I'm not in the habit of recommending book doctors because as a former editor myself it's always very clear to me what the manuscript needs, and I feel I can address it. If I can't, then I'm not likely to take it on. That said, I think writers should hire editors before they approach agents if they feel they need help with their work -- this will increase their chances of landing an agent.

Q: What's your feeling about the place for literary fiction in today's marketplace? I'd be surprised if you weren't dismayed at how hard it is to place good non-genre books. Or is it no harder than it used to be?

Everyone says everything is more difficult than it used to be and they've been saying it for as long as I've been in publishing which is 25 years. The loss of so many independent bookstores hits literary novelists hardest, I think. They were the real champions.

Q: What differentiates debut novelists who succeed in building a successful writing career from those who never take off at all? Do the latter lack talent, smarts, the patience to revise a LOT, or the ability to take advice and learn?

Lord! That's a tough question. There's no one answer is the answer. I think it takes total commitment, dedication, and drive, maybe more than talent, smarts and patience.

Q: Along those lines, I believe writers have to be more resilient than the average worker to deal with so much rejection and still be able to lose themselves in their imagination and keep trying. Do you have any thoughts to share about resilience, confidence, knowing when to quit (altogether or a particular project)?

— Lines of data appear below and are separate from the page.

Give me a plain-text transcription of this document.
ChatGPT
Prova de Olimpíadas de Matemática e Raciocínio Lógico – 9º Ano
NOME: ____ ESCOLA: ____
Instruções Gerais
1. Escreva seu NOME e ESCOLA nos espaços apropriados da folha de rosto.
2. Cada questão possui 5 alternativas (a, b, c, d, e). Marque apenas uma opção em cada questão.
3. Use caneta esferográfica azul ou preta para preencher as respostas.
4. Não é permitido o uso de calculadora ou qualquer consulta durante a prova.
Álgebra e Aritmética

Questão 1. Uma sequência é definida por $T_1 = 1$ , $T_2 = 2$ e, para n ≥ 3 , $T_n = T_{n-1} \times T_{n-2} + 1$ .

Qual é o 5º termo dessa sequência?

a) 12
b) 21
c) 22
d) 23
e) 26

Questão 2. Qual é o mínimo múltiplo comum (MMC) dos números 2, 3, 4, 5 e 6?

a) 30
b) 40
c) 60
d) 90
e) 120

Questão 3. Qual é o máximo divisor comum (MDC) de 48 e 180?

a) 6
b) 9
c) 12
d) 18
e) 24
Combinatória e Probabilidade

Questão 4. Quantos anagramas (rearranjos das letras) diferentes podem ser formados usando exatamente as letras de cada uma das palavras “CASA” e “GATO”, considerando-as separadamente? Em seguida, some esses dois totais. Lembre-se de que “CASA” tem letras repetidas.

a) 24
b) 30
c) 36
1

Well, resilience or insanity. The bottom line is how you feel when sitting down to write. Writers complain a great deal about writing and there are more frustrating days than not I suppose, but at some point it's where your world feels most real and alive which is why you go back.

Writing and publishing are two entirely separate entities that are connected by a whole lot of factors the writer can't control (namely rejection). It's being the master of your own sandbox, the writing itself, that has to provide you with something extraordinary or why do it?

Q: Your comments in the book about how agents try to phrase their rejections as kindly as possible made a lot of sense to me. What would be some genuinely encouraging things to get on a "no" letter?

Actually, a no is a no and one should not hang their hopes on any kindly phrases. The only encouragement that's real is if the agent invites you to send your work in again if you revise it. An actual invitation.

Q: I had forgotten how talented a writer you are until I read the new book and began reading your blog regularly. The latter is a hoot, very frank and adult. Thus my final question: Have you given up on your earlier urge to write poetry or fiction? Your style (in the book and blog) is such a nice balance of personal and vulnerable, and hard-hitting realistic advice (plus compassion).

Right now I'm putting my all eggs into an even more secure and rewarding basket: screenwriting. With no hope of succeeding, I'm totally free! And I love the form. I also blog and believe it or not those couple of paragraphs I knock out every night are very satisfying to me. And thank you.